Назойливый вопрос и немедленно вслед за ним наступившее молчание тяготили женщину. Она колебалась, придумывая ответ. «Солгать? Зачем, с какой стати что-то скрывать? И ложь все равно обнаружится, тогда это сыграет против меня. Но почему он так прицельно расспрашивает? И он до жути, просто до неправдоподобия похож на Гаева!»
– Я что-то ужасное спрашиваю? – Мужчина перестал наконец улыбаться. – У вас такое выражение лица, будто я вам, ради забавы, кладбище предложил осквернить!
– Почему же… Имеете право спросить о чем угодно, раз уж я нелегально оказалась на вашей жилплощади. – Александра пыталась сохранять независимый вид, но чувствовала себя все неуютней. – Нет, я вчера впервые услышала о вашей маме и увидела ее тоже в первый раз. Но у нас много общих знакомых. В частности, покойный Воронов.
– Опять покойный Воронов! А зачем вы к ней вчера приходили? Что он просил ей передать?
– Ну а вот этого я, пожалуй, могу вам и не говорить. – Художница неожиданно для самой себя успокоилась. Теперь ей стало ясно, что собеседник интересуется ее особой куда сильнее, чем пытается показать. До сих пор его отношение было ей непонятно и потому внушало тревогу.
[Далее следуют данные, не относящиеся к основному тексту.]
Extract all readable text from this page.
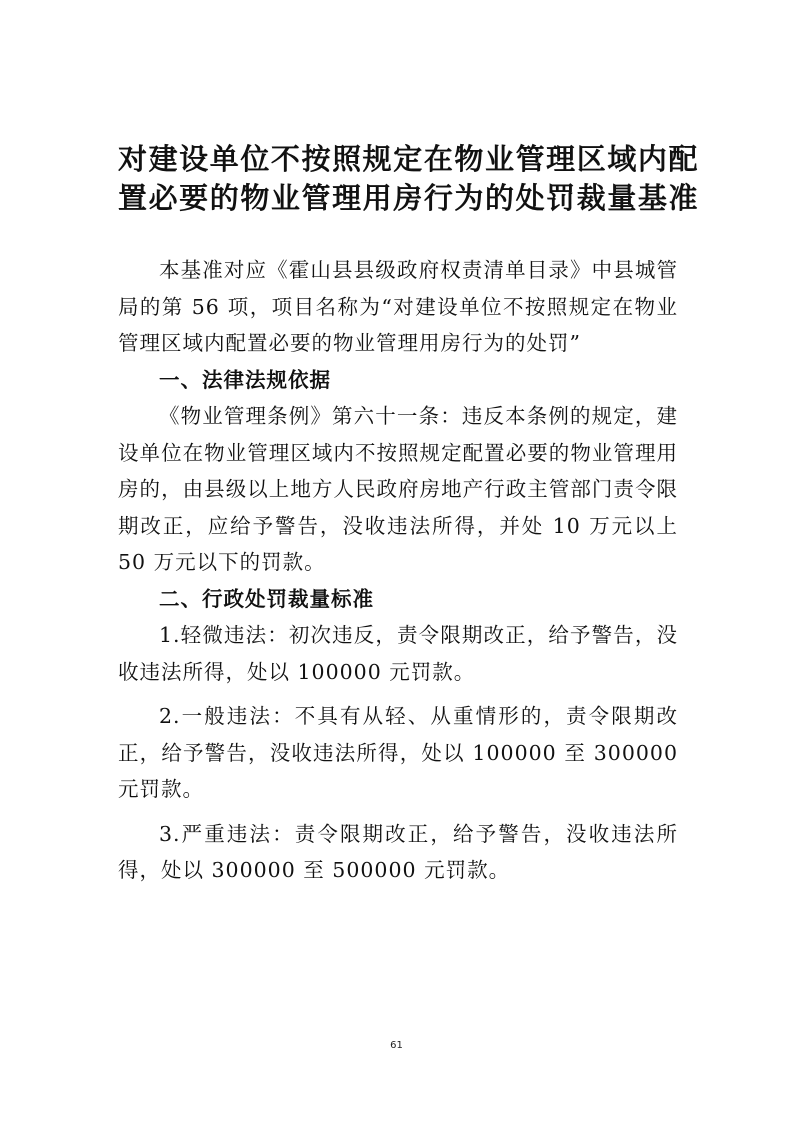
对建设单位不按照规定在物业管理区域内配
置必要的物业管理用房行为的处罚裁量基准

本基准对应《霍山县县级政府权责清单目录》中县城管局的第 56 项，项目名称为“对建设单位不按照规定在物业管理区域内配置必要的物业管理用房行为的处罚”

一、法律法规依据

《物业管理条例》第六十一条：违反本条例的规定，建设单位在物业管理区域内不按照规定配置必要的物业管理用房的，由县级以上地方人民政府房地产行政主管部门责令限期改正，应给予警告，没收违法所得，并处 10 万元以上 50 万元以下的罚款。

二、行政处罚裁量标准

1.轻微违法：初次违反，责令限期改正，给予警告，没收违法所得，处以 100000 元罚款。

2.一般违法：不具有从轻、从重情形的，责令限期改正，给予警告，没收违法所得，处以 100000 至 300000 元罚款。

3.严重违法：责令限期改正，给予警告，没收违法所得，处以 300000 至 500000 元罚款。

61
– А почему бы и не сказать, ведь Воронов умер? – Петр ничуть не смутился. Пуская к потолку дым, он щурился и с неослабевающим любопытством рассматривал женщину. – Что за тайны? Я хорошо его знал. Занятный был тип, всегда всех поучал. Как нарвешься на него, так советов не оберешься. Как жить, что делать, чем заняться. Вроде не старый, а демагог несусветный. Мать его недолюбливала. Мне вот и странно слышать, что он перед смертью кого-то послал к ней. Зачем?
– А если узнаете, успокоитесь?
– Я спокоен. – Будто в доказательство своих слов мужчина потушил сигарету и положил на стол руки ладонями вверх. – Видите, я абсолютно открыт и спокоен. Это вы что-то темните.
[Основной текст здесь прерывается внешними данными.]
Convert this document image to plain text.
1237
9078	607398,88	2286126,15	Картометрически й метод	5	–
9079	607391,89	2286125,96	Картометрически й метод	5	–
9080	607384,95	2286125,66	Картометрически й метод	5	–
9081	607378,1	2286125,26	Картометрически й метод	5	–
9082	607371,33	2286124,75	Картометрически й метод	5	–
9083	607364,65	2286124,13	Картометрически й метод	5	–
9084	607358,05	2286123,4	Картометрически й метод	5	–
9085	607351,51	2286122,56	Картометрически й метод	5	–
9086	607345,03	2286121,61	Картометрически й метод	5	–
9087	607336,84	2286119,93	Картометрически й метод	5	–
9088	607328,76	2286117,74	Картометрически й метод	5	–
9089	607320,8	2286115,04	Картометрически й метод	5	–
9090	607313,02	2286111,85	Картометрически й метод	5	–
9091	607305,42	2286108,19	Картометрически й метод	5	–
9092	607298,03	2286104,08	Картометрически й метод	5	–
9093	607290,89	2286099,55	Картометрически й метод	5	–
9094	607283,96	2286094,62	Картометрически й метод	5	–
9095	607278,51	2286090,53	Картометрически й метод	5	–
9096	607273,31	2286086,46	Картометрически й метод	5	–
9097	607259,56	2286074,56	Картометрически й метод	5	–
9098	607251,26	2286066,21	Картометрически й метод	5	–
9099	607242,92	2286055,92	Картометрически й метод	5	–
– Я не понимаю, почему должна передавать вам то, что касается только двух людей, вашей мамы и Воронова.
– Понятно. Интересно, – сцепив руки в замок, мужчина в упор смотрел на собеседницу. – А особенно интересно то, что мама почему-то думает, будто Эрдель умер. Причем думает она так потому, что вы к ней вчера приходили. Якобы у мамы с «псевдопокойным» был какой-то уговор… Ну, у них вечно какие-то уговоры, в глубочайшей тайне. Валера весь вечер ее убеждал, что Эрдель жив, но она не поверила. А позвонить ему не получилось, трубку берет его жена. Почему-то забрала у него мобильник, когда отвезла в больницу. Ну а жене мама не поверила бы. В больницу тоже звонить бессмысленно, если его самого к телефону не позовут. Уж если мать что себе вбила в голову, ее не переубедить. А в том, что Эрдель умер, ее убедило именно ваше появление! Вот я и интересуюсь… Ведь Воронов тоже помер, так сказать… Вы, получается, этакий вестник смерти?
– Вы все знаете лучше меня, – сдержанно ответила Александра. – Мне известно куда меньше.
– Но при этом именно вы посредник между этими двоими и мамой, а не я! – возразил Петр.
– Хорош посредник, который даже не знает своей роли! – возмущенно воскликнула женщина. – В чем же заключается это посредничество?!
– Ну, это вы уж перегибаете палку! – Петр скривил губы, его ноздри дрогнули, выгнулись и застыли – тоже в точности как у Гаева. – Вы за идиота меня считаете, что ли? Не хотите говорить, не надо. Зачем же так нагло врать? Или вас Валера предупредил, что я умственно отсталый? Я не тупее его!